Ces répliques – « We all have it coming » et « Deserve’s got nothing to do with it » constituent le verdict du film sur la question de la justice. Tout le monde meurt ; certains qui meurent violemment le méritent, d’autres non. Peut-être que les cow-boys, les adjoints et Skinny méritaient de vivre ; peut-être que Will et le Kid méritaient de mourir, mais le mérite n’a rien à voir avec ça. Les destins des personnages sont déterminés plus par le hasard que par quoi que ce soit d’autre, de sorte que poursuivre la justice dans Unforgiven est à peu près aussi futile que de mener une bataille organisée dans le Bon la Brute et le Méchant.
On peut se demander si dans la vie réelle, ce qui nous arrive est également proportionnel à notre mérite : Notre travail est-il vraiment récompensé par la somme d’argent qu’on mérite ? La femme de ménage démérite-t-elle tellement face à une cadre des ressources humaines dans un grand palace parisien ? L’ouvrier du bâtiment démérite-t-il tellement face à l’aristocrate ? Le serveur dans un bar démérite-t-il tellement face Elon Musk ?

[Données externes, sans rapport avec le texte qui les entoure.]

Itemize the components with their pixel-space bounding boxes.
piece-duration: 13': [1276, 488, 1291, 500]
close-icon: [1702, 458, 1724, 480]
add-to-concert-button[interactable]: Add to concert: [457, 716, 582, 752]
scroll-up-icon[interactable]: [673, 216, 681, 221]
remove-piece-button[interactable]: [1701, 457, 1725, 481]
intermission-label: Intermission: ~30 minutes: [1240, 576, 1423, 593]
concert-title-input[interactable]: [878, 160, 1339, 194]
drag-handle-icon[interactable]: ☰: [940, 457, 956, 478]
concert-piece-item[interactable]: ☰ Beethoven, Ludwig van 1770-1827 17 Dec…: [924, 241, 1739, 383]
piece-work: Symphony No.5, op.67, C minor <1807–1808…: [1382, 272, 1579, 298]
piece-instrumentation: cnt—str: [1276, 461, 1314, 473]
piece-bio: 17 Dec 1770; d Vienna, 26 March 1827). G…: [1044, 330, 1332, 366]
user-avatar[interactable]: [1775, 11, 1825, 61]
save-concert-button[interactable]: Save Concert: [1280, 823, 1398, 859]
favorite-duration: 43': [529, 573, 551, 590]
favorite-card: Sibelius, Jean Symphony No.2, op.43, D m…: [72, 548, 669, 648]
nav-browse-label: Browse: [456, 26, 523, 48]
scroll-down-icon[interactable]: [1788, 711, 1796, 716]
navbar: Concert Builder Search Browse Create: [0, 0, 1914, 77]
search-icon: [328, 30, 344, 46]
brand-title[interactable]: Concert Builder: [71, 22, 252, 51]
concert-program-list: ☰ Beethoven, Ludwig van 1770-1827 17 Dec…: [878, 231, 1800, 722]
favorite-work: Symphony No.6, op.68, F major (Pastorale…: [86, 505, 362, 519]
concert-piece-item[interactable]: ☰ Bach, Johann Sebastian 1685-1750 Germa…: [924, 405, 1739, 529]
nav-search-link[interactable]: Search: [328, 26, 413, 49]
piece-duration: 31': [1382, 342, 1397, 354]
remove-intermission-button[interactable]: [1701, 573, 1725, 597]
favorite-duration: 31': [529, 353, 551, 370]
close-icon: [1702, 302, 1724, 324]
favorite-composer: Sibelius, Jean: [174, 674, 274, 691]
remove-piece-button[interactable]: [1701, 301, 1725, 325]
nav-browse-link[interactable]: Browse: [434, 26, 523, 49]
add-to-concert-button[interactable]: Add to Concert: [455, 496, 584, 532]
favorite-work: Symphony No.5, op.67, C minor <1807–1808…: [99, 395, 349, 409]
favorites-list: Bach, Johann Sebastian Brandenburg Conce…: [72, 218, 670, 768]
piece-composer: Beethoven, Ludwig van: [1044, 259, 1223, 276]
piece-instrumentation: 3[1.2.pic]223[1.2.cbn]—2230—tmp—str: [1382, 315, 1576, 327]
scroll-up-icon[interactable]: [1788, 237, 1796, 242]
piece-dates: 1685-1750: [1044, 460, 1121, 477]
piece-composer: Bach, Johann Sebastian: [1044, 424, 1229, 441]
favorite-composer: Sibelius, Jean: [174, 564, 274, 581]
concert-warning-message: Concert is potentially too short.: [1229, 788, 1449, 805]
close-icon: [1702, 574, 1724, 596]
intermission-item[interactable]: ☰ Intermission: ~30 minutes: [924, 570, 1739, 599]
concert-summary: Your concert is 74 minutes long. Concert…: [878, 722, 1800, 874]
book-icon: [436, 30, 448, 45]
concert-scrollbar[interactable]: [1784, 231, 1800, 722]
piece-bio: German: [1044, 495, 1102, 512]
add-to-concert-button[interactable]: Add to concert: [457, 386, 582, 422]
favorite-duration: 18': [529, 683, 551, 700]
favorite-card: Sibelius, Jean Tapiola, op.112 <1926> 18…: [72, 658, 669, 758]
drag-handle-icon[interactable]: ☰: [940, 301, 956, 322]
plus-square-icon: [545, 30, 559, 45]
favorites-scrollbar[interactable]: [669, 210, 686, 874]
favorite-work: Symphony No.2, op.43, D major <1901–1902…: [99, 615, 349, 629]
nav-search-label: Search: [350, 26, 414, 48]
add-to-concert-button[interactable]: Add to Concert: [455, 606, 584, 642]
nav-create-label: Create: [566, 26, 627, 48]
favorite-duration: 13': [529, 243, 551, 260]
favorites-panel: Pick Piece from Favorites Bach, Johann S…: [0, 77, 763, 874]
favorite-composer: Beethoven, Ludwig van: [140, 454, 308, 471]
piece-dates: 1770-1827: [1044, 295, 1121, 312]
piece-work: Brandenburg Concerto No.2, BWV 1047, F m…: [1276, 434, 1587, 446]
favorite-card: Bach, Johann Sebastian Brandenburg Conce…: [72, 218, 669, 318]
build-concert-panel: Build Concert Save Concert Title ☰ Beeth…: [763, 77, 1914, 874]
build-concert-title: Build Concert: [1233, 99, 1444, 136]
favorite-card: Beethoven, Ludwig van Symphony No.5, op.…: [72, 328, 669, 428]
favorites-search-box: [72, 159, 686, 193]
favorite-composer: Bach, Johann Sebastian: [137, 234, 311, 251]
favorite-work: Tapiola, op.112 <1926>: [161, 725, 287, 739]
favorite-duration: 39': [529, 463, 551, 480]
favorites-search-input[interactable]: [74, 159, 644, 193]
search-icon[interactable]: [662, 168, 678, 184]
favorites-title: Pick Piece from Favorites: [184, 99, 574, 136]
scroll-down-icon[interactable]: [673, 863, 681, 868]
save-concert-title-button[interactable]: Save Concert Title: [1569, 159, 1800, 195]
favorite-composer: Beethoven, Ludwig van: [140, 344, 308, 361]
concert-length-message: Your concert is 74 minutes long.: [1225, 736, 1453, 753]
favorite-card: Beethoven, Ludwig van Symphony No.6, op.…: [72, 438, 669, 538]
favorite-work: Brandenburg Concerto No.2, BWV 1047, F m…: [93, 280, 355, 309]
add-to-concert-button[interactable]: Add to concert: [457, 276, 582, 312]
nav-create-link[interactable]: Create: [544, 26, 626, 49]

Dans ses tentatives hésitantes et imparfaites pour endiguer le chaos moral, la société d’Impitoyable tente une reconstruction morale. Les personnages sont en train de créer un ensemble de règles, ou du moins de pratiques, pour différencier la violence légitime de celle qui ne l’est pas. C’est ce que Little Bill veut essayer de faire dans Big Whiskey avec son interdiction des armes à feu, à la fois une tentative de maintenir un monopole sur la violence mais aussi, apparemment, un effort sincère pour la réduire. Little Bill lui-même est à la fois un charmant psychopathe et un modernisateur, essayant de remplacer le vieil Ouest des chasseurs de primes et des vendettas par un Nouvel Ouest de la loi et de l’ordre, tant qu’il fait les lois et maintient l’ordre. C’est d’ailleurs ce qu’il fait allègrement, en battant English Bob à mort pour punir une infraction et décourager les autres chasseurs de primes.
Mais un meilleur moyen de contenir la violence est peut-être de faire en sorte que les gens ordinaires développent une répulsion à son égard. Will et Ned sont d’abord réticents à poursuivre la chasse à la prime, et Ned est finalement profondément troublé par ce à quoi il a participé et refuse de continuer. Après que le Kid a tué l’un des cow-boys, son ambition anachronique de devenir un cow-boy de l’Ouest s’évanouit, remplacée par une prise de conscience horrifiée de ce qu’était le « bon vieux temps ». Il renonce à la violence, abandonne son arme (et donc son identité) et refuse même, dans un premier temps, sa part de la récompense.
« Je ne suis pas comme toi », dit-il à Will. Et Will, lui aussi, est parfaitement conscient des conséquences tragiques du meurtre : « Tu lui enlèves tout ce qu’il a et tout ce qu’il aura jamais ».